Sen. @LisaMurkowski (R-Alaska): “I swore an oath to support and defend the Constitution of the United States and that is what I will do January 6—just as I strive to do every day as I serve the people of Alaska. I will vote to affirm the 2020 presidential election.” pic.twitter.com/P2JYIXXahD
— Sahil Kapur (@sahilkapur) January 2, 2021
Ted Cruz’s “election commission” would investigate fraud that’s been repeatedly proven nonexistent
Plan to object aside, the “electoral commission” plan backed by Cruz and 10 of his colleagues is nonsense. For one, the commission they demand has no precedent in the modern era and no realistic prospects of being convened. What’s more, the statement is predicated on a series of spurious claims by Cruz and his colleagues that echo similar — and equally baseless — election fraud rhetoric to that heard repeatedly from Trump.
Election Day — November 3, 2020 — is now 60 days in the past. In that time, Trump and his Republican allies have filed and lost at least 60 election-related lawsuits at all levels of the state and federal court systems alleging voter fraud and other improprieties — and they have failed to prove their case at every turn.
Recounts in battleground states like Georgia and Wisconsin — both won by Biden — have turned up no evidence of large-scale fraud or irregularities that could have affected the results of the election. And in all 50 states and Washington, DC, the election results have been carefully reviewed by state officials and certified as accurate.
In short, 60 days of intense scrutiny has turned up exactly zero reasons to believe the letter’s false claim that “the allegations of fraud and irregularities in the 2020 election” are worrying — and there’s no reason to believe that an “electoral commission” would turn up a different result.
That there have been allegations of fraud as never before is true, but as MSNBC’s Chris Hayes pointed out on Sunday, these have been misleading efforts led by Trump, and bolstered by his allies, like Cruz, to overturn the election’s rightful results.
Cruz and his allies cite the results of this effort in their statement Saturday that widespread belief in the existence of voter fraud — a sort of warped “where there’s smoke, there’s fire” argument — necessitates the creation of an election commission.
“Reuters/Ipsos polling, tragically, shows that 39% of Americans believe ‘the election was rigged’,” the group said Saturday. “That belief is held by Republicans (67%), Democrats (17%), and Independents (31%).”
That’s an accurate reporting of the poll’s results — but it does conveniently leave out the likely reason for that widespread belief.
In reality, the Republican base has been inundated with evidence-free voter fraud rhetoric from every corner of the right-wing universe — from Trump’s Twitter feed to Fox News to stump speeches by Republican senators — almost nonstop since Trump’s election defeat.
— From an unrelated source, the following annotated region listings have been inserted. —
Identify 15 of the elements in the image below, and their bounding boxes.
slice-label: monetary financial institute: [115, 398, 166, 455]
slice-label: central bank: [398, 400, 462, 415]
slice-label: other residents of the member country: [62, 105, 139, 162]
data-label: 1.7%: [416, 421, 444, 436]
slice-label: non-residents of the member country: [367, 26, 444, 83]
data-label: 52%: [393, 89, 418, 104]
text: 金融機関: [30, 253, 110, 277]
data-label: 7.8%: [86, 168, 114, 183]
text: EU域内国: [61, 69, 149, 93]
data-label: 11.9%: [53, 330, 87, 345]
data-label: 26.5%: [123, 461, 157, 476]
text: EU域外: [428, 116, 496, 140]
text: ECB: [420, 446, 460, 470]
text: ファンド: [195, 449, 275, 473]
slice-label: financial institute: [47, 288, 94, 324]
There’s a direct line between Cruz’s rhetoric and the problem he diagnoses: As Hayes put it on Twitter, “They’ve spent months lying to people, telling them the election was stolen and now turn around and cite the fact that many people believe them as evidence!”
Ultimately, Saturday’s statement is just the latest foray in a flailing Republican effort to keep Trump in office in opposition to the will of the people. Given that any challenge to certification can be dissolved by a majority vote, and that there are more than enough opponents to these challenges in both the House and Senate, Cruz’s plan seems unlikely to work.
Biden is poised to again be affirmed the next president on January 6 ahead of his January 20 inauguration. But if Cruz and his colleagues are as genuinely concerned about a “deep distrust of our democratic processes” that “poses an ongoing threat to the legitimacy of any subsequent administrations” as they claim, their own role in disrupting trust in the electoral process deserves review.